If there's any kind of morality, for me, it's about reality; what is reality? I have a hard time distinguishing what is valuable when it comes to the real world and the fantasy world. Like, should I invest my time in the ordinary world or the imaginary world?
I no longer really have faith in the album anymore. I no longer have faith in the song.
I have a lot of friends who have hula-hoops, it's like a mixture of dance and athletics and exercise, meditation. It's a healthy hobby I think. I can do a few tricks, I can hoop from my neck and shoulders, and I can do a few moves, a few tricks! I can walk through the hoop whilst it's spinning. I feel like there's definitely an interest in promoting the hula-hoop as an important pastime!
It's a mystical quality of music, that music isn't really concrete, and it's communicating abstractions about imaginary worlds. At least, my music's like that. It's not real. It's unreal, it's all fabrication. To write a song about Obama would suddenly break the spell.
Tuesday night at the Bible study we lift our hands and pray over your body, but nothing ever happens.
I think of the saddest thing I can and then add a sick dog to that. If I think of a sick dog from the beginning, I just stop there.
That's really where my heart is, unfortunately - I'm less interested in songwriting and more into just making noise.

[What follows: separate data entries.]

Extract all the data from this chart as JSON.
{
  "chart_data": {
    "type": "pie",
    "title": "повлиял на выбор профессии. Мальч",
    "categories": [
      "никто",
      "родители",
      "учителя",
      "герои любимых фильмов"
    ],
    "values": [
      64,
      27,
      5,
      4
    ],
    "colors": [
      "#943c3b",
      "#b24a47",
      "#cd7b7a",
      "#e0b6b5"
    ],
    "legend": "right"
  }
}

Fiction has always been a thorn in my side, because I've always wanted to be a writer but I can't seem to really do it.
I'm from the generation that's always been recording, from the very beginning. I learned to play the guitar on the four-track. I started listening to music at a time when people were doing recording at home, when the discussion about songwriting correlated to the discussion about producing and engineering. I think that's a description of my generation.
I remember Detroit feeling really unsafe, feeling scared a lot. Our house was broken into, our car was stolen, we had to get a watchdog, we would get beat up in the street, I had my bike stolen. There was just a lot of real anarchy on the streets and sidewalks.

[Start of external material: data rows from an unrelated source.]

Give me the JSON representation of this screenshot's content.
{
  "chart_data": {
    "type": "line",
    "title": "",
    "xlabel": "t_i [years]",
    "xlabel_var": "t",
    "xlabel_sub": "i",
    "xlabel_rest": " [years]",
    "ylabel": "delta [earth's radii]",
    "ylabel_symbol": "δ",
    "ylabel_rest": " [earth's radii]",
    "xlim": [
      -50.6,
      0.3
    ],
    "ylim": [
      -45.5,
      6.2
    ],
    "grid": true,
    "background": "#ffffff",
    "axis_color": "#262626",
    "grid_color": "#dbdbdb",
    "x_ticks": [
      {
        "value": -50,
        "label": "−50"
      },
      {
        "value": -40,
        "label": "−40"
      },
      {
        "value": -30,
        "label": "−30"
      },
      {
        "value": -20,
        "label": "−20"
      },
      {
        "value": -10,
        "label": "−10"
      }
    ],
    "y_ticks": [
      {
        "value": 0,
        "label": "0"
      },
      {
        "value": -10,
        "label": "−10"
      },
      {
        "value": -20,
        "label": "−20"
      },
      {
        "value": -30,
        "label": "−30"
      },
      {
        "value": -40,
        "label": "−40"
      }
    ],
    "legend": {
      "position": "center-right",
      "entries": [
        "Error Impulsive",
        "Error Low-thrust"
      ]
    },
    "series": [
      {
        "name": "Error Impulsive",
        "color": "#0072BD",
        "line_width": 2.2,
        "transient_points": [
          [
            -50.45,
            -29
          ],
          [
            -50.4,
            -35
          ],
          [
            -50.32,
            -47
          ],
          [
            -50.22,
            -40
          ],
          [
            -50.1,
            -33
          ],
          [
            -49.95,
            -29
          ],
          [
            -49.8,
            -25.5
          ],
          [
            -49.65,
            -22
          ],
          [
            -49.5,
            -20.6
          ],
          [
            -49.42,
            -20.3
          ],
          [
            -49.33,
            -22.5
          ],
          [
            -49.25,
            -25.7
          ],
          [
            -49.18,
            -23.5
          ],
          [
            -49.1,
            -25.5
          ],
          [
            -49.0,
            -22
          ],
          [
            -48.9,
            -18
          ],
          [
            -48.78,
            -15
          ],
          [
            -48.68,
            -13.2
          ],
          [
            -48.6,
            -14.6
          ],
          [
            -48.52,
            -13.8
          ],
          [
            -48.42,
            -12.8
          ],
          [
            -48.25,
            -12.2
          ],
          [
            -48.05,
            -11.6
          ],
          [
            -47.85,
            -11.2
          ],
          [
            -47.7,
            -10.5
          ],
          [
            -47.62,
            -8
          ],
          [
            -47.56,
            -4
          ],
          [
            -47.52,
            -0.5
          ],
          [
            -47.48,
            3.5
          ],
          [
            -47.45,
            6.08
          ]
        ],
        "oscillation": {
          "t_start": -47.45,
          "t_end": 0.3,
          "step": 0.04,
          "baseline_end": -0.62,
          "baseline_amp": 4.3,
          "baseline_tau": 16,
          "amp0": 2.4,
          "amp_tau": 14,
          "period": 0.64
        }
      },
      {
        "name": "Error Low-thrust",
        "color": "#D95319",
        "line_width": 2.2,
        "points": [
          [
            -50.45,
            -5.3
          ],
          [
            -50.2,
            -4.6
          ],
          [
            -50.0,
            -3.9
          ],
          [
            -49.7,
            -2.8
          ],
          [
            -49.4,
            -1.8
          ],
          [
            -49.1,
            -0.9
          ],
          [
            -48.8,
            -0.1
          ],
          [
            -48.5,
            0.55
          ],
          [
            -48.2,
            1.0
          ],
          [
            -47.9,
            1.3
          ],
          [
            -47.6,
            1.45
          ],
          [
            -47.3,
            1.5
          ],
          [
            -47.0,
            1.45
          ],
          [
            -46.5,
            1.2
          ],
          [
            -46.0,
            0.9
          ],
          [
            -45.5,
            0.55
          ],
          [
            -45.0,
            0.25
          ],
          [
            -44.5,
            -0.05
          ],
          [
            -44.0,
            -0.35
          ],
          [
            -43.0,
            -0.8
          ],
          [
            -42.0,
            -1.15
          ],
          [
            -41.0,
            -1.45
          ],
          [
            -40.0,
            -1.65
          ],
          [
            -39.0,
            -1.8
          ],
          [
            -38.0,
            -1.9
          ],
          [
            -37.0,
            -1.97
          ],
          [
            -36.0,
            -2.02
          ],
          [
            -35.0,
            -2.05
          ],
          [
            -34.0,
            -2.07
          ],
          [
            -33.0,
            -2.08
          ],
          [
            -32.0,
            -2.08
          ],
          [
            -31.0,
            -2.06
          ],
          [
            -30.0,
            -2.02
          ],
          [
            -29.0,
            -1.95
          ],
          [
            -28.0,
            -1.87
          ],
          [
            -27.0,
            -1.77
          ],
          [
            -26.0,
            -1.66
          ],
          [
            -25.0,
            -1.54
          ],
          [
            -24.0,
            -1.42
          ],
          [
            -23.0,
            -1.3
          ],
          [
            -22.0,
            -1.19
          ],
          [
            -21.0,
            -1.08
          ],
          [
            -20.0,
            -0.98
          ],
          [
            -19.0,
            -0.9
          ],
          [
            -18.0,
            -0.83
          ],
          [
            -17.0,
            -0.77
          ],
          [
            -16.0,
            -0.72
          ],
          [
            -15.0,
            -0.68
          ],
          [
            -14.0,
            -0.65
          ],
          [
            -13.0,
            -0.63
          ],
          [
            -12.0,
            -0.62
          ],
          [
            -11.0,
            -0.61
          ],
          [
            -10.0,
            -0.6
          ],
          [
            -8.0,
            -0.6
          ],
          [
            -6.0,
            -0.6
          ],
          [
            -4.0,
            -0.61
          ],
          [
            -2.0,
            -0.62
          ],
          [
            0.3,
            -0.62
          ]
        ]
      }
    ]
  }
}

The music is the imperative. It has the upper hand. I think all music, even though it's an abstraction, does motivate a particular meaning. Then it's the job of the musician to honor that meaning and to somehow implement lyrical material that can accommodate that emotional environment.
Pro Tools is an incredible resource. I think it's enabled me to do things that I wouldn't have been able to do without this kind of computer editing.
Life is all about toiling and labor. But obviously I get great joy in confronting challenge and taking risk.
There's nothing cutting edge about what I'm trying to do. I'm not creating a new sound. I'm not like Bjork, who's an alien from another world. I'm of the earth. You could extract any measure of music out of anything I've ever done and you could find its affiliations in music history.
I've always been obsessed with electronics and using computers and software. It's always been part of my vernacular.
Growing up on the border there, we were always frustrated with people's pronunciations of towns in Michigan, and people mispronouncing Illinois. There are all these Native American words that no one really knows how to pronounce.
We live in community, and we're created in community. We're created out of the unity of two people, and then we're made into a family. It's just inherent in who we are.
I was feeling privileged and self-conscious about my life as a musician, which feels self-absorbed. I can't help it, I am a musician. This is what I do.